The girl started walking straight toward the lift. From around her feet, shadows stretched out in all directions, light and dark, like the spokes of a fan. She put both hands on the bottom of the scaffolding and hung from it, suspending her full weight. “It’s perfectly strong,” she said. “Somebody climb up.”

“Forty-two feet in the air?”

“Well, you had training for a rescue squad, didn’t you?”

“After I left them, I got acrophobia.” The insect dealer spoke glumly, lifting his shirt and scratching his belly. “Captain, how about leveling with us? Is there some reason you don’t want him wandering around in here? Something you don’t want him to find out?”

“No, nothing in particular. It’s just that it turns into a real maze; I haven’t finished surveying it yet. Once I made it all the way to the tangerine grove on the other side of the mountain. I carried a lunch, and it took nearly all day. The inside of the mountain’s full of other, smaller mountains, and valleys, and rivers.”

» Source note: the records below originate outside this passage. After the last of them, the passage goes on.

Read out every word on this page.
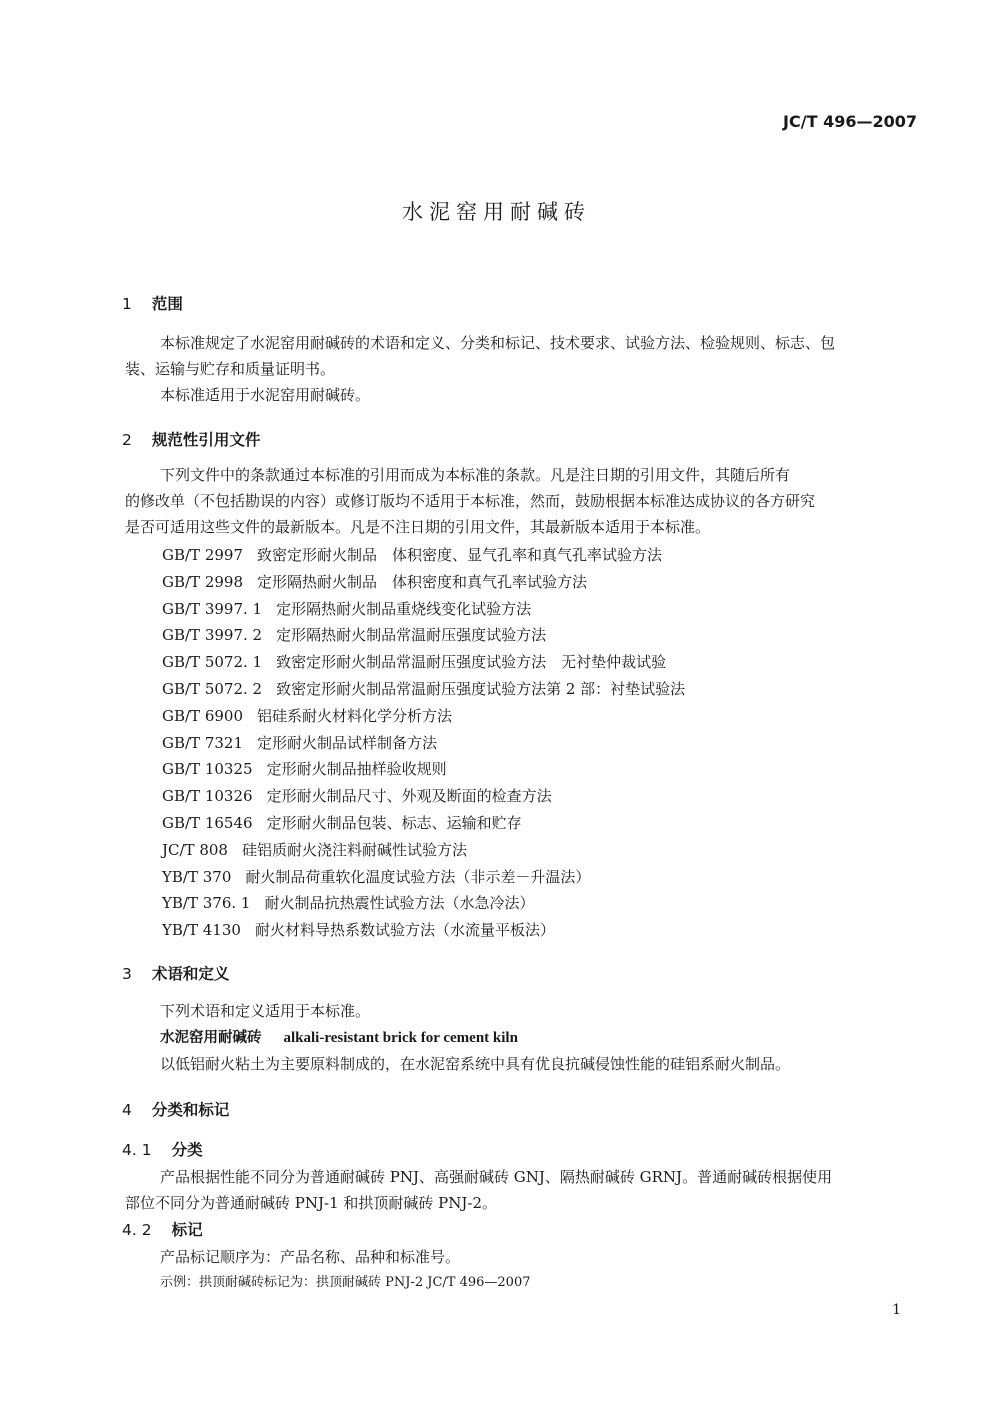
JC/T 496—2007
水泥窑用耐碱砖
1 范围
本标准规定了水泥窑用耐碱砖的术语和定义、分类和标记、技术要求、试验方法、检验规则、标志、包
装、运输与贮存和质量证明书。
本标准适用于水泥窑用耐碱砖。
2 规范性引用文件
下列文件中的条款通过本标准的引用而成为本标准的条款。凡是注日期的引用文件，其随后所有
的修改单（不包括勘误的内容）或修订版均不适用于本标准，然而，鼓励根据本标准达成协议的各方研究
是否可适用这些文件的最新版本。凡是不注日期的引用文件，其最新版本适用于本标准。
GB/T 2997 致密定形耐火制品　体积密度、显气孔率和真气孔率试验方法
GB/T 2998 定形隔热耐火制品　体积密度和真气孔率试验方法
GB/T 3997. 1 定形隔热耐火制品重烧线变化试验方法
GB/T 3997. 2 定形隔热耐火制品常温耐压强度试验方法
GB/T 5072. 1 致密定形耐火制品常温耐压强度试验方法　无衬垫仲裁试验
GB/T 5072. 2 致密定形耐火制品常温耐压强度试验方法第 2 部：衬垫试验法
GB/T 6900 铝硅系耐火材料化学分析方法
GB/T 7321 定形耐火制品试样制备方法
GB/T 10325 定形耐火制品抽样验收规则
GB/T 10326 定形耐火制品尺寸、外观及断面的检查方法
GB/T 16546 定形耐火制品包装、标志、运输和贮存
JC/T 808 硅铝质耐火浇注料耐碱性试验方法
YB/T 370 耐火制品荷重软化温度试验方法（非示差－升温法）
YB/T 376. 1 耐火制品抗热震性试验方法（水急冷法）
YB/T 4130 耐火材料导热系数试验方法（水流量平板法）
3 术语和定义
下列术语和定义适用于本标准。
水泥窑用耐碱砖 alkali-resistant brick for cement kiln
以低铝耐火粘土为主要原料制成的，在水泥窑系统中具有优良抗碱侵蚀性能的硅铝系耐火制品。
4 分类和标记
4. 1 分类
产品根据性能不同分为普通耐碱砖 PNJ、高强耐碱砖 GNJ、隔热耐碱砖 GRNJ。普通耐碱砖根据使用
部位不同分为普通耐碱砖 PNJ-1 和拱顶耐碱砖 PNJ-2。
4. 2 标记
产品标记顺序为：产品名称、品种和标准号。
示例：拱顶耐碱砖标记为：拱顶耐碱砖 PNJ-2 JC/T 496—2007
1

“Yeah? Any fish?” asked the insect dealer, his forehead wrinkling—a sign of serious interest.

“Not a chance. The only living creatures in there are snakes and beetles and centipedes.”

“Then he won’t make it,” said the girl. “He’s terrified of snakes.” She looked at me and the insect dealer in turn. Was she worried about the shill’s safety after all?

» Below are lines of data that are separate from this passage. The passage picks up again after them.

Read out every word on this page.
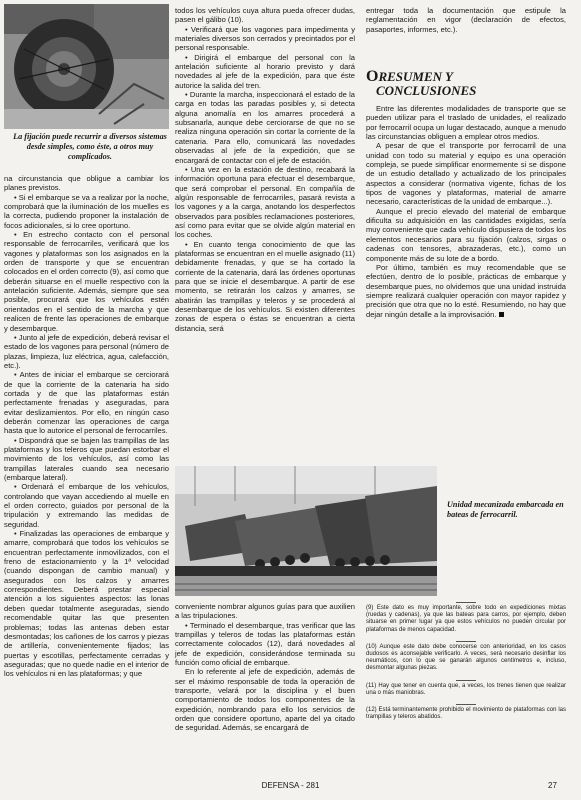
La fijación puede recurrir a diversos sistemas desde simples, como éste, a otros muy complicados.

na circunstancia que obligue a cambiar los planes previstos.

• Si el embarque se va a realizar por la noche, comprobará que la iluminación de los muelles es la correcta, pudiendo proponer la instalación de focos adicionales, si lo cree oportuno.

• En estrecho contacto con el personal responsable de ferrocarriles, verificará que los vagones y plataformas son los asignados en la orden de transporte y que se encuentran colocados en el orden correcto (9), así como que deberán situarse en el muelle respectivo con la antelación suficiente. Además, siempre que sea posible, procurará que los vehículos estén orientados en el sentido de la marcha y que realicen de frente las operaciones de embarque y desembarque.

• Junto al jefe de expedición, deberá revisar el estado de los vagones para personal (número de plazas, limpieza, luz eléctrica, agua, calefacción, etc.).

• Antes de iniciar el embarque se cerciorará de que la corriente de la catenaria ha sido cortada y de que las plataformas están perfectamente frenadas y aseguradas, para evitar deslizamientos. Por ello, en ningún caso deberán comenzar las operaciones de carga hasta que lo autorice el personal de ferrocarriles.

• Dispondrá que se bajen las trampillas de las plataformas y los teleros que puedan estorbar el movimiento de los vehículos, así como las trampillas laterales cuando sea necesario (embarque lateral).

• Ordenará el embarque de los vehículos, controlando que vayan accediendo al muelle en el orden correcto, guiados por personal de la tripulación y extremando las medidas de seguridad.

• Finalizadas las operaciones de embarque y amarre, comprobará que todos los vehículos se encuentran perfectamente inmovilizados, con el freno de estacionamiento y la 1ª velocidad (cuando dispongan de cambio manual) y asegurados con los calzos y amarres correspondientes. Deberá prestar especial atención a los siguientes aspectos: las lonas deben quedar totalmente aseguradas, siendo recomendable quitar las que presenten problemas; todas las antenas deben estar desmontadas; los cañones de los carros y piezas de artillería, convenientemente fijados; las puertas y escotillas, perfectamente cerradas y aseguradas; que no quede nadie en el interior de los vehículos ni en las plataformas; y que

todos los vehículos cuya altura pueda ofrecer dudas, pasen el gálibo (10).

• Verificará que los vagones para impedimenta y materiales diversos son cerrados y precintados por el personal responsable.

• Dirigirá el embarque del personal con la antelación suficiente al horario previsto y dará novedades al jefe de la expedición, para que éste autorice la salida del tren.

• Durante la marcha, inspeccionará el estado de la carga en todas las paradas posibles y, si detecta alguna anomalía en los amarres procederá a subsanarla, aunque debe cerciorarse de que no se realiza ninguna operación sin cortar la corriente de la catenaria. Para ello, comunicará las novedades observadas al jefe de la expedición, que se encargará de contactar con el jefe de estación.

• Una vez en la estación de destino, recabará la información oportuna para efectuar el desembarque, que será comprobar el personal. En compañía de algún responsable de ferrocarriles, pasará revista a los vagones y a la carga, anotando los desperfectos observados para posibles reclamaciones posteriores, así como para evitar que se olvide algún material en los coches.

• En cuanto tenga conocimiento de que las plataformas se encuentran en el muelle asignado (11) debidamente frenadas, y que se ha cortado la corriente de la catenaria, dará las órdenes oportunas para que se inicie el desembarque. A partir de ese momento, se retirarán los calzos y amarres, se abatirán las trampillas y teleros y se procederá al desembarque de los vehículos. Si existen diferentes zonas de espera o éstas se encuentran a cierta distancia, será

entregar toda la documentación que estipule la reglamentación en vigor (declaración de efectos, pasaportes, informes, etc.).

ORESUMEN Y
CONCLUSIONES

Entre las diferentes modalidades de transporte que se pueden utilizar para el traslado de unidades, el realizado por ferrocarril ocupa un lugar destacado, aunque a menudo las circunstancias obliguen a emplear otros medios.

A pesar de que el transporte por ferrocarril de una unidad con todo su material y equipo es una operación compleja, se puede simplificar enormemente si se dispone de un estudio detallado y actualizado de los principales aspectos a considerar (normativa vigente, fichas de los tipos de vagones y plataformas, material de amarre necesario, características de la unidad de embarque...).

Aunque el precio elevado del material de embarque dificulta su adquisición en las cantidades exigidas, sería muy conveniente que cada vehículo dispusiera de todos los elementos necesarios para su fijación (calzos, sirgas o cadenas con tensores, abrazaderas, etc.), como un componente más de su lote de a bordo.

Por último, también es muy recomendable que se efectúen, dentro de lo posible, prácticas de embarque y desembarque pues, no olvidemos que una unidad instruida siempre realizará cualquier operación con mayor rapidez y precisión que otra que no lo esté. Resumiendo, no hay que dejar ningún detalle a la improvisación.

Unidad mecanizada embarcada en bateas de ferrocarril.

conveniente nombrar algunos guías para que auxilien a las tripulaciones.

• Terminado el desembarque, tras verificar que las trampillas y teleros de todas las plataformas están correctamente colocados (12), dará novedades al jefe de expedición, considerándose terminada su función como oficial de embarque.

En lo referente al jefe de expedición, además de ser el máximo responsable de toda la operación de transporte, velará por la disciplina y el buen comportamiento de todos los componentes de la expedición, nombrando para ello los servicios de orden que considere oportuno, aparte del ya citado de seguridad. Además, se encargará de

(9) Este dato es muy importante, sobre todo en expediciones mixtas (ruedas y cadenas), ya que las bateas para carros, por ejemplo, deben situarse en primer lugar ya que estos vehículos no pueden circular por plataformas de menos capacidad.

(10) Aunque este dato debe conocerse con anterioridad, en los casos dudosos es aconsejable verificarlo. A veces, será necesario desinflar los neumáticos, con lo que se ganarán algunos centímetros e, incluso, desmontar algunas piezas.

(11) Hay que tener en cuenta que, a veces, los trenes tienen que realizar una o más maniobras.

(12) Está terminantemente prohibido el movimiento de plataformas con las trampillas y teleros abatidos.

DEFENSA - 281	27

“A bigger problem would be finding the way back,” I said. “I had a heck of a time, believe me. It took me all morning just to get over to the other side, and then coming back I tried to follow the same route and got lost. A compass isn’t worth a damn underground. The going was dangerous and I was hungry, and so tired my knees were knocking. Before I knew it, it was the middle of the night. Frankly, I thought I was done for. You know, like those stories you hear about people who wandered in the wind holes under Mount Fuji and died there without ever finding their way out… .”

“So what happened?”

“So there I was, camping out with nothing but a bar of chocolate and what little water came seeping out of the rocks, no sleeping bag—not even a flashlight, since the batteries had given out. I never felt so forlorn in my whole life. But when the sun came up—”

“How could you tell the sun came up?”

“That’s it, you wouldn’t believe it. I’d retraced my steps back to the other side of the mountain—the north entrance, I call it, or the tangerine grove entrance—and spent the whole night there. When I woke up, the morning light was pouring in.”

“That
is
unbelievable.” The girl’s tone was stinging, but her eyes emanated sympathy. “People’s instincts don’t amount to much, do they?”

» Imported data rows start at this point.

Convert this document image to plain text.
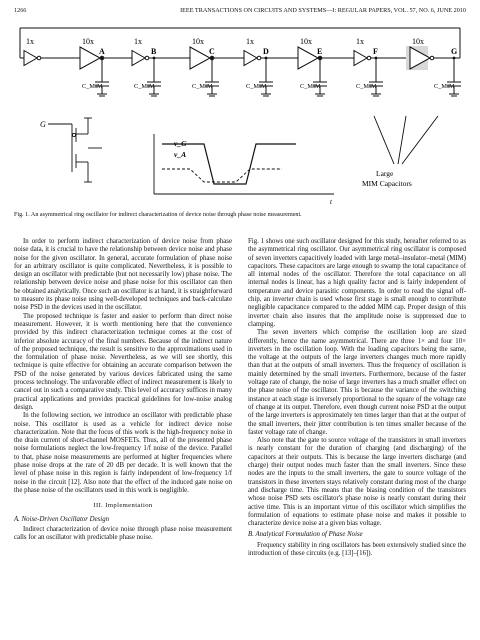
1266	IEEE TRANSACTIONS ON CIRCUITS AND SYSTEMS—I: REGULAR PAPERS, VOL. 57, NO. 6, JUNE 2010
1x	10x	1x	10x	1x	10x	1x	10x
A
C_MIM
B
C_MIM
C
C_MIM
D
C_MIM
E
C_MIM
F
C_MIM
G
C_MIM
G
v_G
v_A
t
Large
MIM Capacitors
Fig. 1. An asymmetrical ring oscillator for indirect characterization of device noise through phase noise measurement.

In order to perform indirect characterization of device noise from phase noise data, it is crucial to have the relationship between device noise and phase noise for the given oscillator. In general, accurate formulation of phase noise for an arbitrary oscillator is quite complicated. Nevertheless, it is possible to design an oscillator with predictable (but not necessarily low) phase noise. The relationship between device noise and phase noise for this oscillator can then be obtained analytically. Once such an oscillator is at hand, it is straightforward to measure its phase noise using well-developed techniques and back-calculate noise PSD in the devices used in the oscillator.

The proposed technique is faster and easier to perform than direct noise measurement. However, it is worth mentioning here that the convenience provided by this indirect characterization technique comes at the cost of inferior absolute accuracy of the final numbers. Because of the indirect nature of the proposed technique, the result is sensitive to the approximations used in the formulation of phase noise. Nevertheless, as we will see shortly, this technique is quite effective for obtaining an accurate comparison between the PSD of the noise generated by various devices fabricated using the same process technology. The unfavorable effect of indirect measurement is likely to cancel out in such a comparative study. This level of accuracy suffices in many practical applications and provides practical guidelines for low-noise analog design.

In the following section, we introduce an oscillator with predictable phase noise. This oscillator is used as a vehicle for indirect device noise characterization. Note that the focus of this work is the high-frequency noise in the drain current of short-channel MOSFETs. Thus, all of the presented phase noise formulations neglect the low-frequency 1/f noise of the device. Parallel to that, phase noise measurements are performed at higher frequencies where phase noise drops at the rate of 20 dB per decade. It is well known that the level of phase noise in this region is fairly independent of low-frequency 1/f noise in the circuit [12]. Also note that the effect of the induced gate noise on the phase noise of the oscillators used in this work is negligible.

III. Implementation
A. Noise-Driven Oscillator Design

Indirect characterization of device noise through phase noise measurement calls for an oscillator with predictable phase noise.

Fig. 1 shows one such oscillator designed for this study, hereafter referred to as the asymmetrical ring oscillator. Our asymmetrical ring oscillator is composed of seven inverters capacitively loaded with large metal–insulator–metal (MIM) capacitors. These capacitors are large enough to swamp the total capacitance of all internal nodes of the oscillator. Therefore the total capacitance on all internal nodes is linear, has a high quality factor and is fairly independent of temperature and device parasitic components. In order to read the signal off-chip, an inverter chain is used whose first stage is small enough to contribute negligible capacitance compared to the added MIM cap. Proper design of this inverter chain also insures that the amplitude noise is suppressed due to clamping.

The seven inverters which comprise the oscillation loop are sized differently, hence the name asymmetrical. There are three 1× and four 10× inverters in the oscillation loop. With the loading capacitors being the same, the voltage at the outputs of the large inverters changes much more rapidly than that at the outputs of small inverters. Thus the frequency of oscillation is mainly determined by the small inverters. Furthermore, because of the faster voltage rate of change, the noise of large inverters has a much smaller effect on the phase noise of the oscillator. This is because the variance of the switching instance at each stage is inversely proportional to the square of the voltage rate of change at its output. Therefore, even though current noise PSD at the output of the large inverters is approximately ten times larger than that at the output of the small inverters, their jitter contribution is ten times smaller because of the faster voltage rate of change.

Also note that the gate to source voltage of the transistors in small inverters is nearly constant for the duration of charging (and discharging) of the capacitors at their outputs. This is because the large inverters discharge (and charge) their output nodes much faster than the small inverters. Since these nodes are the inputs to the small inverters, the gate to source voltage of the transistors in these inverters stays relatively constant during most of the charge and discharge time. This means that the biasing condition of the transistors whose noise PSD sets oscillator's phase noise is nearly constant during their active time. This is an important virtue of this oscillator which simplifies the formulation of equations to estimate phase noise and makes it possible to characterize device noise at a given bias voltage.

B. Analytical Formulation of Phase Noise

Frequency stability in ring oscillators has been extensively studied since the introduction of these circuits (e.g. [13]–[16]).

“In the dark, your senses are numbed.”

“So,” said the insect dealer, stretching and narrowing his eyes. “You’re saying
he’s
the only one who’ll suffer; you have nothing in particular to lose if he’s in there. Right? Then who cares—let him go. Let it teach him a lesson.”

“You have a point there,” said the girl, falling in easily with his opinion. For some reason, this sudden switchover seemed entirely natural. “It’s just silly to waste time worrying about him. Last December, when we were at a fair near a ski slope, a truck came sliding down a steep hill. It must have been doing at least forty miles an hour. Right then he was crossing the street, and he slipped and fell in the truck’s path. What do you think happened? After the truck rolled on by, he got up and walked away, not a scratch on him. He’s invulnerable.”

“He is, huh?” I said, thinking, Another six months and he’ll be a goner. I started to say the words but caught myself in time. She didn’t react. Didn’t it seem ironic to her that a man with only six months to live should have such great reflexes that he was “invulnerable”? I was the only one who felt abashed. Inwardly I tendered an apology to the shill. Heroes fated to die untimely deaths have an inescapable air of privilege. I began to think it was high time to drop my unwarranted hostility toward the guy and issue him a special complimentary boarding pass.

The insect dealer gave his belly a couple of resounding slaps. “Let’s eat.”

The girl glanced up at the top of the lift. It still seemed to weigh on her. Never mind if it was a stunt worthy of an acrobat—there did remain the small possibility that he had somehow clambered up to the ceiling. I, however, was more concerned about the shadow behind that far right pillar. Before we ate, I wanted to make sure he wasn’t lurking in there.